Ощущение несоизмеримости прошлого и настоящего со временем только усиливалось. Здесь уместно вспомнить классическую работу Райнхарта Козеллека о двух базовых исторических категориях – «пространстве опыта» и «горизонте ожиданий»773. В ней Козеллек объясняет, как происходило формирование того, что впоследствии Франсуа Артог назовет «модерным режимом историчности»774. Главным условием его формирования стал необратимый разрыв между опытом предшествующих поколений и вызовами, возникшими перед новыми. Эти вызовы порождали горизонт ожиданий, заметно расходившийся с накопленным опытом, и внушали мысль о том, что локальное сообщество или человечество в целом переживает переломный момент: отказываясь от прошлого, оно вступает в новый этап своей истории. Теория прогресса стала наиболее адекватным выражением такого переживания истории, а революция – его парадигмальным событием. И каким бы содержанием мы ни наполняли понятия прогресса и революции, и то и другое невозможно помыслить, не допуская принципиального различия между прошлым и настоящим.
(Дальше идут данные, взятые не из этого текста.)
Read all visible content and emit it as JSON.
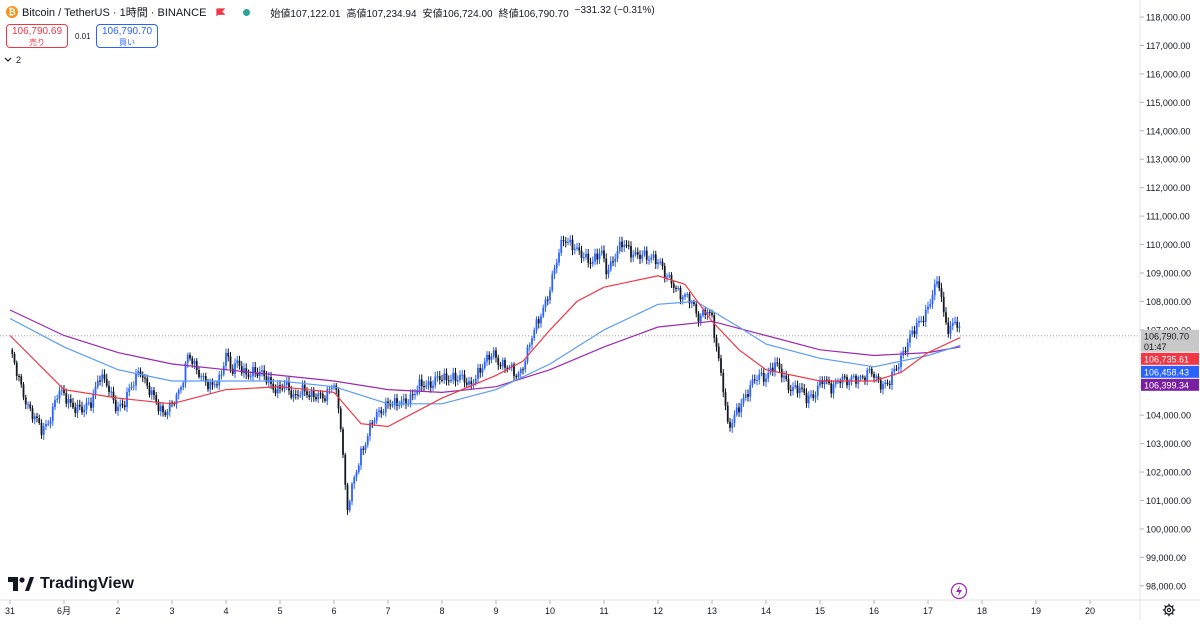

Сегодня оно сохраняет значение даже для тех авторов, которые больше не верят в прогресс. В своей книге «Возвышенный исторический опыт»775 Франк Анкерсмит укореняет различие между прошлым и настоящим в травматическом опыте разрыва с прежней коллективной идентичностью. Революции, войны и другие социальные потрясения, уничтожая привычные социальные порядки и ценности, раскалывают жизнь людей на прошлое, с которым они продолжают связывать лучшее время своей жизни, и настоящее, к которому вынуждены приспосабливаться. Ключевой для понимания этой работы Анкерсмита является подразумеваемая в ней (но нигде эксплицитно не формулируемая) готовность признавать произошедшие потрясения как необратимые. Далеко не всякие потрясения, сколь бы катастрофичными и масштабными они ни были, могут производить «возвышенное» прошлое. Такой способностью, с его точки зрения, безусловно обладает Французская революция, покончившая со «старым порядком», но открывшая новую эпоху в истории западной цивилизации. Однако ею не может обладать Холокост, поскольку победа стран антигитлеровской коалиции избавила нас от необходимости приспосабливаться к нацистскому режиму и тем самым предотвратила утрату прежних нравственных ориентиров. Иначе говоря, возможность проведения границы между прошлым и настоящим в теории Анкерсмита обосновывается довольно специфическим пониманием завершенности некоего кризисного периода. Чтобы превратить его в прошлое, которое может вызывать сколь угодно интенсивный, но все же отвлеченный от злобы дня познавательный интерес, историк нуждается в достаточно комфортном настоящем, которое не угнетало бы его сознанием моральной ответственности за то, что происходит на его глазах.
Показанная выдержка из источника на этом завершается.